Vinte minutos equivalem a um terço de hora. Em uma jornada formada por dezenas de deslocamentos, esse período mantém a motocicleta parada e ocupa parte do mesmo expediente usado para aceitar novas corridas, buscar encomendas e levá-las a outros endereços.
Wesley informou ao jornal que faturava entre R$ 200 e R$ 250 por dia, valor bruto do qual ainda precisavam sair despesas com combustível, manutenção da motocicleta e alimentação durante as horas de trabalho.
A quantidade de corridas estava diretamente ligada à dinâmica da jornada. Quanto mais tempo fosse necessário para concluir cada atendimento, menor era o período restante para aceitar, retirar e finalizar outros pedidos ao longo do mesmo expediente.
O trabalho nem sempre terminava às 23h: Wesley contou que, em algumas ocasiões, permanecia nas ruas até as duas horas da manhã para atingir a meta estabelecida para o dia, ampliando ainda mais o período sobre a motocicleta.
Chuva também aparecia em outros conflitos
A espera de 20 minutos não foi o único episódio envolvendo chuva citado pelo entregador. Em outra entrega, Wesley afirmou ter recebido uma reclamação porque um lanche chegou molhado depois de o consumidor demorar para abrir o portão.
“Teve uma vez que brigaram comigo porque o lanche estava molhado, mas está fora do meu controle se está chovendo e a pessoa demora para abrir o portão”, relatou o motoboy ao descrever outra situação enfrentada durante o expediente.
Para o motociclista, a chuva também acompanhava o trajeto anterior ao encontro com o cliente. Além de tentar proteger a encomenda, ele precisava continuar circulando no trânsito e cumprir as demais etapas do serviço em condições mais adversas.
Wesley mencionou ainda a preocupação provocada por acidentes envolvendo outros entregadores, situações que, segundo seu relato, causavam desânimo a quem passava muitas horas conduzindo uma motocicleta para garantir a renda do dia.
Do restaurante às entregas por aplicativo
Antes de atuar com aplicativos, Wesley tinha emprego com carteira assinada em um restaurante. Ele contou que a remuneração não atendia às suas necessidades e que encontrou nas entregas a possibilidade de trabalhar mais horas e aumentar os ganhos.
A mudança também colocou sob responsabilidade do trabalhador despesas diretamente ligadas à atividade, como manutenção da motocicleta, combustível e alimentação durante um expediente realizado principalmente nas ruas e sujeito ao tempo necessário para concluir cada corrida.
Mesmo diante dessas dificuldades, Wesley afirmou que conseguia uma condição financeira melhor do que no emprego anterior.
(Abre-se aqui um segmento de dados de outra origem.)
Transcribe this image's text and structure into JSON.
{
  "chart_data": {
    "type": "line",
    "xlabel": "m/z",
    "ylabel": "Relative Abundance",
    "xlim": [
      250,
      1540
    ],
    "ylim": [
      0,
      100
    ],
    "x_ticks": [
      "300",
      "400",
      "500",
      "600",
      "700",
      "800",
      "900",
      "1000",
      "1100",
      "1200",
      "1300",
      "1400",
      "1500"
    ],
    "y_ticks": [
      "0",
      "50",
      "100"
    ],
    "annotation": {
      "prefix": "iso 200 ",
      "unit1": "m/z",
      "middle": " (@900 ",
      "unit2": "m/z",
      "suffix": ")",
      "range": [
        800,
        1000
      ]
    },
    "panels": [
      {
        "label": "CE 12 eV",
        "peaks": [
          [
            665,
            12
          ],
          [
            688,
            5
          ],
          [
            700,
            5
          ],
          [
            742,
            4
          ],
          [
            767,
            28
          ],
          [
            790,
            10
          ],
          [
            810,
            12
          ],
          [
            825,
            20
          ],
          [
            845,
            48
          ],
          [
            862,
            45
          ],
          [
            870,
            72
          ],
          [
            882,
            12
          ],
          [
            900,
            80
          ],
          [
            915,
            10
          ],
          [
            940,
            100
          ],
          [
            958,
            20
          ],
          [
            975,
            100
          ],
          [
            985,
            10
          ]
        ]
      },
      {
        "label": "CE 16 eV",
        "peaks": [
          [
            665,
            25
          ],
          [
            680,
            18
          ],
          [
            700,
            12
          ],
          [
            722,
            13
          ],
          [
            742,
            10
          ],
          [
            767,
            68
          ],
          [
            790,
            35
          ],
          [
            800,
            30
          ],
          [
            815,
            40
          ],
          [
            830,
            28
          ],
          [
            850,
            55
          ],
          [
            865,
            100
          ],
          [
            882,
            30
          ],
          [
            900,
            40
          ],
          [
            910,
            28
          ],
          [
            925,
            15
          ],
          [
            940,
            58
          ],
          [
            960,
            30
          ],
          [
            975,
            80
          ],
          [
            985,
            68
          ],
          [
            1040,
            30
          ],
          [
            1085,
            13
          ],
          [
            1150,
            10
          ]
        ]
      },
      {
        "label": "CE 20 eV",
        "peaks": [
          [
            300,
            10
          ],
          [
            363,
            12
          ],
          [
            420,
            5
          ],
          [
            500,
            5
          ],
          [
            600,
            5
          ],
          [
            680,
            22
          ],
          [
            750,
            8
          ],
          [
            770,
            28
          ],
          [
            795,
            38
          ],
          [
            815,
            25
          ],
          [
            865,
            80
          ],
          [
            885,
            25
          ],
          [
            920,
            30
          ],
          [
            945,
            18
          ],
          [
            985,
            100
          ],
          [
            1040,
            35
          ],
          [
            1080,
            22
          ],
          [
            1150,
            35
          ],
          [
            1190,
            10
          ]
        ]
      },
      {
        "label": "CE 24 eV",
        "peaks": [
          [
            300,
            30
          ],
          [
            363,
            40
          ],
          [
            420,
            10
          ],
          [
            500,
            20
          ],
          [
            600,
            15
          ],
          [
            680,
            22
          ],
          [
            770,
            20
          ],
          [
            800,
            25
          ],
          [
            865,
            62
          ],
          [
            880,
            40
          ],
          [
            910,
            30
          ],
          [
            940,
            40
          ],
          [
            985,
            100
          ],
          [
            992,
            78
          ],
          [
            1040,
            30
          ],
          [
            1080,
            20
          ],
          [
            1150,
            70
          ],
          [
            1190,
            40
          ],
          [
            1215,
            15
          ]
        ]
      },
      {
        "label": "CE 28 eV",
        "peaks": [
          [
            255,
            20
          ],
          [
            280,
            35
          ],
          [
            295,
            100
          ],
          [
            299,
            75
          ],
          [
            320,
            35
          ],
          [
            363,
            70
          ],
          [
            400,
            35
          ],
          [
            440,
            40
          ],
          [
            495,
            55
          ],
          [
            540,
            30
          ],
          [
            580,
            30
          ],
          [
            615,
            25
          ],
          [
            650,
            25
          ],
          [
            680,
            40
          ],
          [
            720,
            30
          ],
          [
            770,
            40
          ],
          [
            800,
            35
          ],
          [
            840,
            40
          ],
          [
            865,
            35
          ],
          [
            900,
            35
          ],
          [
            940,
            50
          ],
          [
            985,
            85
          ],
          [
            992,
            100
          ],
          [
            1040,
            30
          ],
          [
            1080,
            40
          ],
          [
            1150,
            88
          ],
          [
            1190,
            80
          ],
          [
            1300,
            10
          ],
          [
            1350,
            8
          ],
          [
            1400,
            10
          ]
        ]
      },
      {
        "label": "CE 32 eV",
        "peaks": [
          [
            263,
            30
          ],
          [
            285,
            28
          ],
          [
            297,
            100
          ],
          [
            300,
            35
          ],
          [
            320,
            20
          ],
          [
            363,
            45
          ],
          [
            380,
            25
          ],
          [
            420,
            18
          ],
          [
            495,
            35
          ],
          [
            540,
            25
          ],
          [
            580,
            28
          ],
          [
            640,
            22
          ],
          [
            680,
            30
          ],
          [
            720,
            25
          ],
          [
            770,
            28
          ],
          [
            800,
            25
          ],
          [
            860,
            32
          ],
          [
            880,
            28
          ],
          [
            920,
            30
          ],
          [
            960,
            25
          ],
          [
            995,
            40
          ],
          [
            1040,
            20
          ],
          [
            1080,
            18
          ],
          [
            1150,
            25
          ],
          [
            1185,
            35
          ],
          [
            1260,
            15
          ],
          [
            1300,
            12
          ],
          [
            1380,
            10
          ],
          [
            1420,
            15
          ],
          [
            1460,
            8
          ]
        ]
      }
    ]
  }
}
A possibilidade de ampliar as horas trabalhadas vinha acompanhada dos custos da motocicleta, da exposição ao trânsito e de situações que ele classificava como desrespeitosas.
Na rotina descrita ao jornal, a segunda-feira era reservada à folga e ao convívio com a esposa, com quem Wesley morava em Sobradinho; nos demais dias, o trabalho podia ocupar do fim da manhã à noite e, quando a meta exigia, avançar pela madrugada.